Four myths about company culture and staff retention debunked


Businesses need to throw out assumed knowledge when it comes to what makes people thrive and stay at a particular company, according to research published last month.

Workplace analytics startup Culture Amp crunched data from more than 60,000 employees around the world to find out how workplace engagement is changing.

The New Tech Benchmark Report found employee perks might not be as powerful as people believe them to be, along with a number of other conclusions that debunk common assumptions about staff retention.

Here are four myths debunked by the research.

Myth 1. People leave managers, not companies

There’s a saying in business that people leave their managers, not the company itself.

However Jason McPherson, chief scientist at Culture Amp, says the data compiled by his company suggests otherwise.

“People get angry when they hear that – they refuse to acknowledge it,” McPherson says.

“But in modern companies, when your manager is often changing, it would make sense a manager isn’t going to have a great effect.
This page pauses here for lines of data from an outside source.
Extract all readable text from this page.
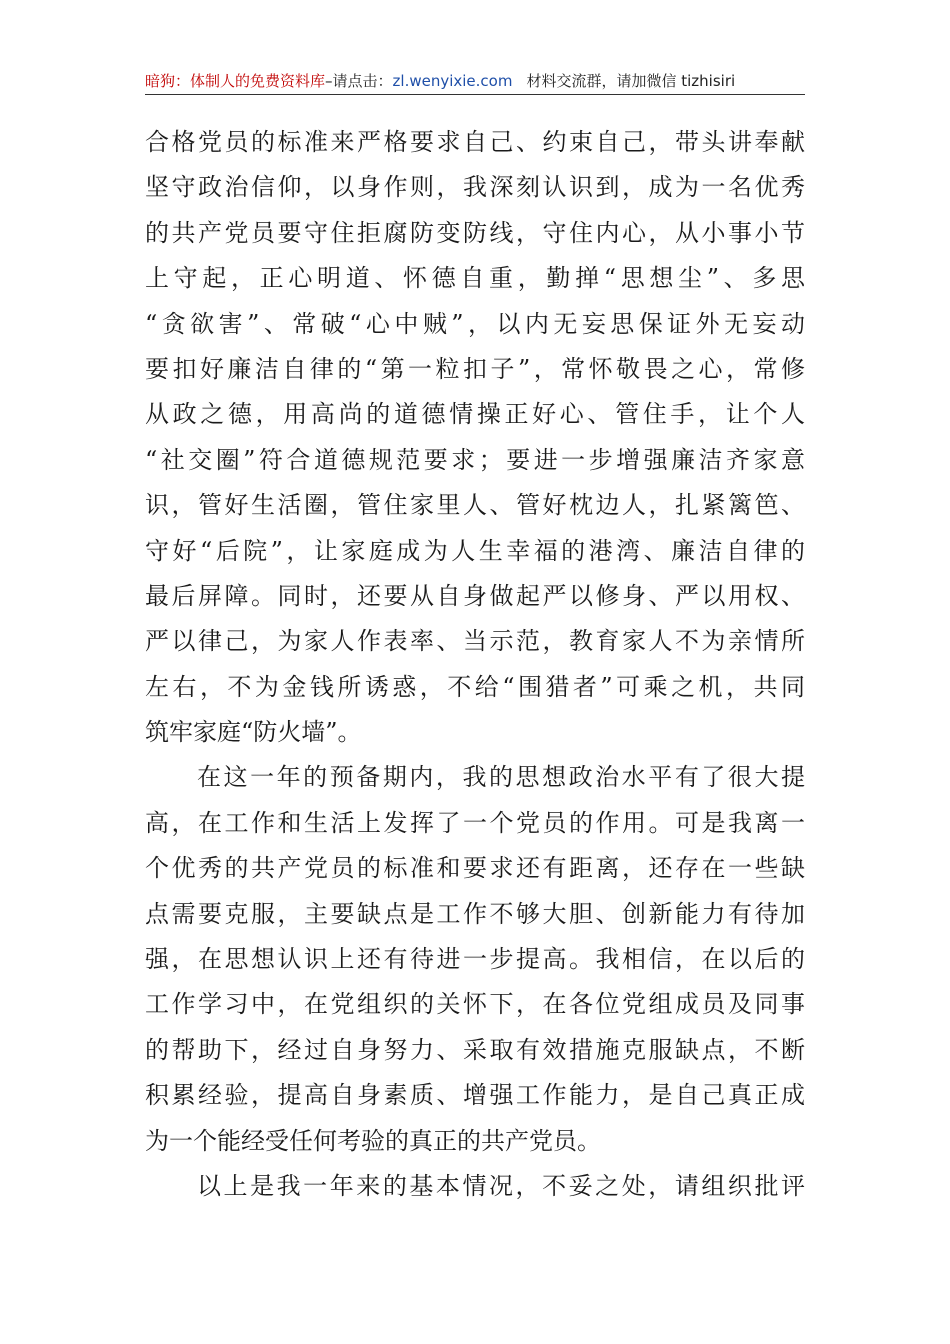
暗狗：体制人的免费资料库–请点击：zl.wenyixie.com 材料交流群，请加微信 tizhisiri
合格党员的标准来严格要求自己、约束自己，带头讲奉献
坚守政治信仰，以身作则，我深刻认识到，成为一名优秀
的共产党员要守住拒腐防变防线，守住内心，从小事小节
上守起，正心明道、怀德自重，勤掸“思想尘”、多思
“贪欲害”、常破“心中贼”，以内无妄思保证外无妄动
要扣好廉洁自律的“第一粒扣子”，常怀敬畏之心，常修
从政之德，用高尚的道德情操正好心、管住手，让个人
“社交圈”符合道德规范要求；要进一步增强廉洁齐家意
识，管好生活圈，管住家里人、管好枕边人，扎紧篱笆、
守好“后院”，让家庭成为人生幸福的港湾、廉洁自律的
最后屏障。同时，还要从自身做起严以修身、严以用权、
严以律己，为家人作表率、当示范，教育家人不为亲情所
左右，不为金钱所诱惑，不给“围猎者”可乘之机，共同
筑牢家庭“防火墙”。
在这一年的预备期内，我的思想政治水平有了很大提
高，在工作和生活上发挥了一个党员的作用。可是我离一
个优秀的共产党员的标准和要求还有距离，还存在一些缺
点需要克服，主要缺点是工作不够大胆、创新能力有待加
强，在思想认识上还有待进一步提高。我相信，在以后的
工作学习中，在党组织的关怀下，在各位党组成员及同事
的帮助下，经过自身努力、采取有效措施克服缺点，不断
积累经验，提高自身素质、增强工作能力，是自己真正成
为一个能经受任何考验的真正的共产党员。
以上是我一年来的基本情况，不妥之处，请组织批评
In small, fast-growing companies, we tend to see leadership having a greater impact than someone’s direct manager.”

Myth 2. Millennials are negative and unreliable

McPherson says Culture Amp’s research also debunks the idea that millennials are hard to please in comparison to other generations.

In fact, he believes the idea of lumping people aged anywhere between 18 to 35 into the same group is ridiculous.

“To me, an 18-year-old and a 35-year-old seem to be a generation apart,” McPherson says.

“But we found millennials, across the board, are no more negative than the other generations. Even the 18- to 24-year-olds weren’t more negative than the other age groups.”

“The one finding we did find was people in that age group – 18 to 24 – were a little bit more likely to indicate they would be looking for a job at another company. But it wasn’t a huge gap.”

Myth 3. Perks make people happy 

Employee perks – such as free lunch – aren’t as important to staff engagement as most people think, according to McPherson.

“We’ve done some very specific surveys delving into different perks, which ones they like the most, but we don’t tend to see it having a very strong relationship,” he says.

“Some of the perks in the US where they almost make it easy to live at the company … there is a growing cynicism about what those companies are trying to encourage. Originally, that wasn’t the case.”

Myth 4. Businesses keep employees by paying them more

McPherson also says Culture Amp’s data shows there isn’t a strong link between someone’s pay and their willingness to stay with the company.

“The question around pay doesn’t really differentiate people who stay or leave,” he says.

“Unless it gets really out of whack with the market, that’s when it does show up.”